D. Defendant's Other Arguments for Dismissal

It is well-settled that "a plaintiff must exhaust all required administrative remedies before bringing a claim for judicial relief." Robinson v. Dalton, 107 F.3d 1018, 1020 (3d Cir. 1997). The exhaustion requirement:

(1) promotes administrative efficiency by preventing premature interference with the agency process;
(2) respects executive autonomy by allowing an agency the opportunity to correct its own errors;
(3) facilitates judicial review by affording courts the benefit of the agency's experience and expertise; and
(4) serves judicial economy by having the agency or other tribunal rather than the district court, compile the factual record.

Heywood v. Cruzan Motors, Inc., 792 F.2d 367, 370 (3d Cir. 1986). In Title VII cases, "failure to exhaust administrative remedies is an affirmative defense in the nature of statute of limitations." Williams v. Runyon, 130 F.3d 568, 573 (3d Cir. 1997).

Defendant argues that plaintiff's failure to timely exhaust her administrative remedies with respect to the allegations set forth in paragraphs 7-16, 28-29, and 33-34 of her complaint warrant dismissal of these claims. Additionally, defendant further argues that plaintiff's allegations relating to a January 5, 2004 Notice of Removal should be stricken since these claims were settled during the administrative process.

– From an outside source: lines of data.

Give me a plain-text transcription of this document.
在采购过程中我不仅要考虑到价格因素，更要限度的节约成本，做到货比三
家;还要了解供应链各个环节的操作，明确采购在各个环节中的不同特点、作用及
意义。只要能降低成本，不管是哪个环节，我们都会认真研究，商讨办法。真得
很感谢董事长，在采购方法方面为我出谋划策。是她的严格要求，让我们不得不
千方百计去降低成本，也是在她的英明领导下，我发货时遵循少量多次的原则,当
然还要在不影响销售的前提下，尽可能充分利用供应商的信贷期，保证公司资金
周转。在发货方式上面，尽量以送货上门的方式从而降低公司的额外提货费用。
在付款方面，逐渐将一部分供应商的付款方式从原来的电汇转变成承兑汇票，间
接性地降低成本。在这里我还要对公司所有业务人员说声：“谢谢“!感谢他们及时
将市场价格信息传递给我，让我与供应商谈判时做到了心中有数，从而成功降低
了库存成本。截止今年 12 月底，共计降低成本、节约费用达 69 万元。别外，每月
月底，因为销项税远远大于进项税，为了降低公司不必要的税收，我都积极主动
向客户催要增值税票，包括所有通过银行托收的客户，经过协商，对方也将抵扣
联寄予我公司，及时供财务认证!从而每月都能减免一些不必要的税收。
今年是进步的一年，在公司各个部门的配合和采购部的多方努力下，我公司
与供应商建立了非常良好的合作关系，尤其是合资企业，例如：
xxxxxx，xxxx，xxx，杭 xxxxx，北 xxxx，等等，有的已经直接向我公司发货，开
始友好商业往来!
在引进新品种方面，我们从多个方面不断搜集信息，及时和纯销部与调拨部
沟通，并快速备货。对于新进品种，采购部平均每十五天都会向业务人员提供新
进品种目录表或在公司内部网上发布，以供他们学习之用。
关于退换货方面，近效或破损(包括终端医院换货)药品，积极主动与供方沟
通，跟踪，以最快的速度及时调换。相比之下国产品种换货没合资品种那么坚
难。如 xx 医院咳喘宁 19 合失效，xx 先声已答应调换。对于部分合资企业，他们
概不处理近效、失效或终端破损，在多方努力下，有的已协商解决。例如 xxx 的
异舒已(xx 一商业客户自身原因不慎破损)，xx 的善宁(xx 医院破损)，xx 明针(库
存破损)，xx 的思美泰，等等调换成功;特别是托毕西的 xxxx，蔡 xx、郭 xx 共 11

Despite the fact that there has not been any discovery in the present case, defendant has asked the Court to consider a significant amount of material outside the pleadings in deciding these issues and has suggested that the Court convert this motion into one for summary judgment. The Court declines to do this. As indicated earlier when the Court reviewed the substance of the complaint, plaintiff has raised a variety of fact-based claims of discrimination. Defendant did not address the validity of these claims in his brief and has instead focused on a two-pronged procedural attack that is dead wrong in one respect, and broadside in the other. Thus even were the Court to rule in defendant's favor on the procedural challenge to selected counts, portions of the complaint would remain intact. What then? Another go — `round of motion practice directed to the complaint would mean piecemeal litigation that is both undesirable and inefficient.

Taking potshots at the complaint without taking a position by answering it gives defendant an advantage where the defendant is institutional and the plaintiff is grieving actions of defendant's employees. Granting a motion to dismiss before the defendant takes a position on responsibility for the actions does not do justice. Defendant's motion is denied and he is directed to file an answer within 20 days. Thereafter, the parties will be directed by Magistrate Judge Patty Shwartz respecting discovery — limited or full — and any dispositive motion practice.


For the reasons stated above, defendant's motion is denied. Defendant shall file an Answer within 20 days. Dispositive motion practice thereafter shall be based upon directions and briefing schedules issued by Magistrate Judge Patty Shwartz. An appropriate order will be entered.